AI Image Generators: Text-to-image-to-music-to-video
Artificial intelligence enthusiasts should try this out at least once. Create an AI image and convert it into music. Then bring both files into a video editor. I recommend Neural Frames for creating AI music videos, but you can Apply animation templates, apply motion graphics to the image and voila; you've got original video clips to share on social media.
Fffiloni presents Image2SFX (AudioLDM2)
The video above showcases a HuggingFace space by Fffiloni that turned images into music. Unfortunately, the music generator has been deprecated but there's a similar one called Image2SFX that works great and provides a different spin on the musical offerings from SoundGen and Mubert.
To get started, all you need to do is upload an image and choose a model. Right now, the options include MAGNet, AudioLDM-2, and AudioGen. Of the three, AudioLDM seems to create the best AI sound effects. It generates audio quickly and accurately. Hit play in the audio output section to have a listen and click the download icon to grab the Wav file for free.
AudioLDM turned the above picture into a gentle atmospheric ambience with wet squishing sounds that seemed to represent the shiny, watery blue color of the sphere and creature. It created something similar on follow up generations.
By comparison, the Magnet model threw an error repeatedly and AudioGen generated some scratchy sounds that seemed to lack purpose.
The Splash Music easter egg (youtube-to-music)
Website: Splash Music
Video type: YouTube URLs
Splash offers a text-to-music service, and it seems that for some period, they quietly allowed URLs to be provided as a text prompt.
In the screenshot below, you can see how AmliArt’s video was translated into a series of songs called Sample 1, 2 and 3. We weren't able to reproduce it but the feature might be available soon, since they're promoting it.
For those who haven’t tried Splash Music before, it’s a lyric-to-song generator that turns your words into AI vocals. They rap and sing in ways that are comparable to Suno and Riffusion. Of the three, Splash Music specializes in electronic music.
Social sharing is big on Splash, so along with regular mp3 audio files you can also download the mp4 video. The videos include the lyrics for each song section, with a horizontal landscape layout best suited for Instagram and YouTube Videos.
AI video-to-music: The next logical step
AI image-to-music can be extended through multiple frames and become a video to audio generator. One solution involves analyzing individual slides, creating matching musical sketches, and then blending the clips together to form a coherent soundtrack.
SoundGen is positioned to deliver video-to-music. Their image-to-music generator and embedded video editor could be combined in interesting ways.
There doesn’t seem to be a web app that offers fully automated video-to-music generation, but if I’m missing something please let me know in the comments.

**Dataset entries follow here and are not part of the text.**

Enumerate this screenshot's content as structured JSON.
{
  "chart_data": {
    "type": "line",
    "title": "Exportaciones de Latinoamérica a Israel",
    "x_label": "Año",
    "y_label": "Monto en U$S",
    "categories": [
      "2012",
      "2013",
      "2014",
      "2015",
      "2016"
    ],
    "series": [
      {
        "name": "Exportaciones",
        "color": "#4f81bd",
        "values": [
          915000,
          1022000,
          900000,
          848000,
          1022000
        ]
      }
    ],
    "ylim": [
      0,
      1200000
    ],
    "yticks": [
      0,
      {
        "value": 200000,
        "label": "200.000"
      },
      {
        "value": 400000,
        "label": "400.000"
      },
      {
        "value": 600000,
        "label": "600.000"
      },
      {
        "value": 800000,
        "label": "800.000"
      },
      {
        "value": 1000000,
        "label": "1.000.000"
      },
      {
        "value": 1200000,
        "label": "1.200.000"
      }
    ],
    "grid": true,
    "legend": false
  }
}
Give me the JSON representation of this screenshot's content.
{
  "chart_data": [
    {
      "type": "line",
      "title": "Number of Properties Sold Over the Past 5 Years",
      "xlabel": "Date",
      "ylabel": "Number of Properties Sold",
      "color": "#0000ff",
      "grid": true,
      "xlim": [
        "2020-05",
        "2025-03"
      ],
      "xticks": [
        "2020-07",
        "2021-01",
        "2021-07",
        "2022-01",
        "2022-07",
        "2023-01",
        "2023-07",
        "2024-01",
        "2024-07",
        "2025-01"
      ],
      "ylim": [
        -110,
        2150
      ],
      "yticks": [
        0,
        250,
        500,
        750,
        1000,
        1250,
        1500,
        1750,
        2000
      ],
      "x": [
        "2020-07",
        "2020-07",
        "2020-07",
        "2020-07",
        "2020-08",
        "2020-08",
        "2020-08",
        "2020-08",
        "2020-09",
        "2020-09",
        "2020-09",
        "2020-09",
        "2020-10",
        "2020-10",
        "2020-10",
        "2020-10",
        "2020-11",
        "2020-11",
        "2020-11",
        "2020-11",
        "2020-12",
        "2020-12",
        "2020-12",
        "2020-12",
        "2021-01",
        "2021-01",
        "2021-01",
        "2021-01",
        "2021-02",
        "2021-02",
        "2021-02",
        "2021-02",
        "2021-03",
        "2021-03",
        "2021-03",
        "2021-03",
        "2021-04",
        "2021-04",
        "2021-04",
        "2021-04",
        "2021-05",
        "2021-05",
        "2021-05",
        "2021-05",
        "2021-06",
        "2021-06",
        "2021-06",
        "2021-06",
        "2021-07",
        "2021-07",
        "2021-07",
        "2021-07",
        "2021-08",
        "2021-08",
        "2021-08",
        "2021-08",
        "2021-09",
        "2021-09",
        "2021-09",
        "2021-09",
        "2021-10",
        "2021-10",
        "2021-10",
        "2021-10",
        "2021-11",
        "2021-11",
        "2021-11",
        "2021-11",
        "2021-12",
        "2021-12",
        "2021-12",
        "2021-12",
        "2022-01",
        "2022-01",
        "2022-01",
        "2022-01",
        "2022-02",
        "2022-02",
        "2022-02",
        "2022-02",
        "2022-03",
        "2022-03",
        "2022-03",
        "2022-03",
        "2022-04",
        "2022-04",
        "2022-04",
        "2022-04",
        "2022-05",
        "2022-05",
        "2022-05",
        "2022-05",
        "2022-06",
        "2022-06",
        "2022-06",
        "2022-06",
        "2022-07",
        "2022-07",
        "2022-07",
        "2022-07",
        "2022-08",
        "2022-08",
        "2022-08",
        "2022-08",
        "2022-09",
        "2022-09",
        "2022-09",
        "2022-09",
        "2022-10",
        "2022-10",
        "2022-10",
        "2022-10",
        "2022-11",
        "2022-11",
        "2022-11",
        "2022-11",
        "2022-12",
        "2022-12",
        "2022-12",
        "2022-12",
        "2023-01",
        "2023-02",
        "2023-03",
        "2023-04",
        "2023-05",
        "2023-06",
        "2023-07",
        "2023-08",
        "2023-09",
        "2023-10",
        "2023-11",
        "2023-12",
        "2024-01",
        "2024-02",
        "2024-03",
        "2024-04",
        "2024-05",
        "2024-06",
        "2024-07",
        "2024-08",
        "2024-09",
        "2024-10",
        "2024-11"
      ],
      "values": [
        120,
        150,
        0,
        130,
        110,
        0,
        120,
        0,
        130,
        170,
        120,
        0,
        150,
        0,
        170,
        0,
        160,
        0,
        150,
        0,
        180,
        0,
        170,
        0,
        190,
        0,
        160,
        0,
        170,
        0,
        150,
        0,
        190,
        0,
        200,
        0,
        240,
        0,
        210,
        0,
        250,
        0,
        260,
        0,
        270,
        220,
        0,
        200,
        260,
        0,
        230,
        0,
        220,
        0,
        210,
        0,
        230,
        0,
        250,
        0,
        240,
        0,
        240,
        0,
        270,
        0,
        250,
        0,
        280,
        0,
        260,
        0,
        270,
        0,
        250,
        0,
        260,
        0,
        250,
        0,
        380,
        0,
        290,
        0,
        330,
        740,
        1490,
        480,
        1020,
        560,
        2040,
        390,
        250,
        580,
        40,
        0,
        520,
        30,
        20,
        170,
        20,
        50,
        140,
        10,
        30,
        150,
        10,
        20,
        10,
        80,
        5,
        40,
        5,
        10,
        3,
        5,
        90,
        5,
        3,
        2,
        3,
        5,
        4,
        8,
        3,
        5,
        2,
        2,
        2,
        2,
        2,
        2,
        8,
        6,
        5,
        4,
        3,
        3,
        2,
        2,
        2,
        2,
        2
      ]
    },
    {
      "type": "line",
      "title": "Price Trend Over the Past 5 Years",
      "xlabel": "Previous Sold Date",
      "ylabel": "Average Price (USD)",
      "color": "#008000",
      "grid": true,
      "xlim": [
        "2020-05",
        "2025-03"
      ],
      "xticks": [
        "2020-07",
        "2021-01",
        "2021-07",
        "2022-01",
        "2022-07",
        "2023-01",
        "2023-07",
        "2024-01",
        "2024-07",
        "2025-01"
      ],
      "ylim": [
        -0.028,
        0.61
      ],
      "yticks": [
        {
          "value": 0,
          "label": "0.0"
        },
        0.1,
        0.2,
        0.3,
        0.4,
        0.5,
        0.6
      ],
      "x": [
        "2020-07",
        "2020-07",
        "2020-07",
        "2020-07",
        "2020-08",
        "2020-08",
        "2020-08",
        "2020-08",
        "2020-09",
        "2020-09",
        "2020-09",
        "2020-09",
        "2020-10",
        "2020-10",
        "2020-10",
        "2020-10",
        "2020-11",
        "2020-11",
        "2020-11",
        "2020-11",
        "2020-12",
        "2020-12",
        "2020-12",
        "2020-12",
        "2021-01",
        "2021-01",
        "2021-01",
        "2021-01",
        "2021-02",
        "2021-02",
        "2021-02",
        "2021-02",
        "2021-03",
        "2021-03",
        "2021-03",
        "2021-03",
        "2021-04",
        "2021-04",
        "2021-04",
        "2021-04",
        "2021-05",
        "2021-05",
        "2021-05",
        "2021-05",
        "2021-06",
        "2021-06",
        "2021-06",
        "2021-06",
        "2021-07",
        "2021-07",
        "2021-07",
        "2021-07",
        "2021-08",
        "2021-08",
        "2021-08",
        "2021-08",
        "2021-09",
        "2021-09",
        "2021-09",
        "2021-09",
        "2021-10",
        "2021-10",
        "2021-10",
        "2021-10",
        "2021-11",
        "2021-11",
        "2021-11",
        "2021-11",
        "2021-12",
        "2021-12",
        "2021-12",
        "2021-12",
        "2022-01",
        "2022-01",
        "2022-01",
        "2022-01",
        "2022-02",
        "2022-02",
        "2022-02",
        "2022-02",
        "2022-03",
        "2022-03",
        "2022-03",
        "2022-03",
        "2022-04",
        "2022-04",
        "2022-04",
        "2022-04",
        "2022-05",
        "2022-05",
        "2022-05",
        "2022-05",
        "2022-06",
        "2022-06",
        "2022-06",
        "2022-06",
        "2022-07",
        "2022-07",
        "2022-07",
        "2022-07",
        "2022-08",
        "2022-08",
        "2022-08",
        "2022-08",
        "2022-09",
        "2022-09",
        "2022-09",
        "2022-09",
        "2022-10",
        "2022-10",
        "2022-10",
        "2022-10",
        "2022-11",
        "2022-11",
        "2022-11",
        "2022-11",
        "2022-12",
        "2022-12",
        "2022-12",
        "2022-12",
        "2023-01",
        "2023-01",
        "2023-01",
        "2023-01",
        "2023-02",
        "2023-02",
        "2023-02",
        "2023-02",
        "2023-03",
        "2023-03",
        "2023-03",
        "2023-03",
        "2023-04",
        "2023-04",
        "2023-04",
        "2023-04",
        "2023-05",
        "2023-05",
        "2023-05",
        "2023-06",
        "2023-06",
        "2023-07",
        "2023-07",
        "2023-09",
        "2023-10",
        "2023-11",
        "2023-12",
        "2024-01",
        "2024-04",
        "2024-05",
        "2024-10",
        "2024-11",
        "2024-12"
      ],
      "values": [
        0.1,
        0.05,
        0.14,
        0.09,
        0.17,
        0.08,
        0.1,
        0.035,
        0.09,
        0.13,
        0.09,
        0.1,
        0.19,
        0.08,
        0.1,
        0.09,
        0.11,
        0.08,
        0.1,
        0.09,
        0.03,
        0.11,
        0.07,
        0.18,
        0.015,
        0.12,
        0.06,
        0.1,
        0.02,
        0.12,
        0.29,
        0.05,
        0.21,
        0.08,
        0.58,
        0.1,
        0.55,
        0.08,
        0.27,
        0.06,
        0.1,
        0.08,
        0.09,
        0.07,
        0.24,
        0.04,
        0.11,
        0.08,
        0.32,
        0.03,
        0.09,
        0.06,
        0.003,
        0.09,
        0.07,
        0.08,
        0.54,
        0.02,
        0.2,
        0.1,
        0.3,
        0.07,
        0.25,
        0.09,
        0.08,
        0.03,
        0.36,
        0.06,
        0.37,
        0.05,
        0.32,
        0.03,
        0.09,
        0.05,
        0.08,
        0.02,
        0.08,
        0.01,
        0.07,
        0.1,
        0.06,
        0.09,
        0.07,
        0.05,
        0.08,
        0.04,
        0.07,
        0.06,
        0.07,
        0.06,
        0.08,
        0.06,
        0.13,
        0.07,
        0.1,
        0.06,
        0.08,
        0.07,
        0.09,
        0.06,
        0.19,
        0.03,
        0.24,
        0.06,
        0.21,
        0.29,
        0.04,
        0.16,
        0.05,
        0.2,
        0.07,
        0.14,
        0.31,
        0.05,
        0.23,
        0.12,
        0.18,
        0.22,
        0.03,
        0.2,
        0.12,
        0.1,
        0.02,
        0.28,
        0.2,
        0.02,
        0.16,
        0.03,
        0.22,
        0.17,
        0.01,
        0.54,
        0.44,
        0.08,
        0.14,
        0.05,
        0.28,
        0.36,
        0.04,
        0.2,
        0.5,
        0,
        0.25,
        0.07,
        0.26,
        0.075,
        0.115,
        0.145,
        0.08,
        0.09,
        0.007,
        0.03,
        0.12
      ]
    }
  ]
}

Let’s take this beyond speculation and have a closer look at a research paper, SonicVisionLM, where raw video has been interpreted with AI to create matching audio sound effects and foley.
SonicVisionLM: AI Generated SFX for Video
Evidence for frame-by-frame analysis and audio generation can be found in this Arxiv paper, SonicVisionLM: Playing Sound with Vision Language Models, published January 9th, 2024.
This diagram from their report depicts individual frames of a video analyzed by MiniGPT-v2. The model is instructed to create “action sound effects” to match a scene. When the response is issued, it’s passed through a latent diffusion model with an adapter, to generate sounds.
Put simply, the image-to-music feature that we’ve seen from SoundGen and Mubert so far may evolve into a more advanced video-to-soundtrack service before the end of 2024. Let's see where this takes us!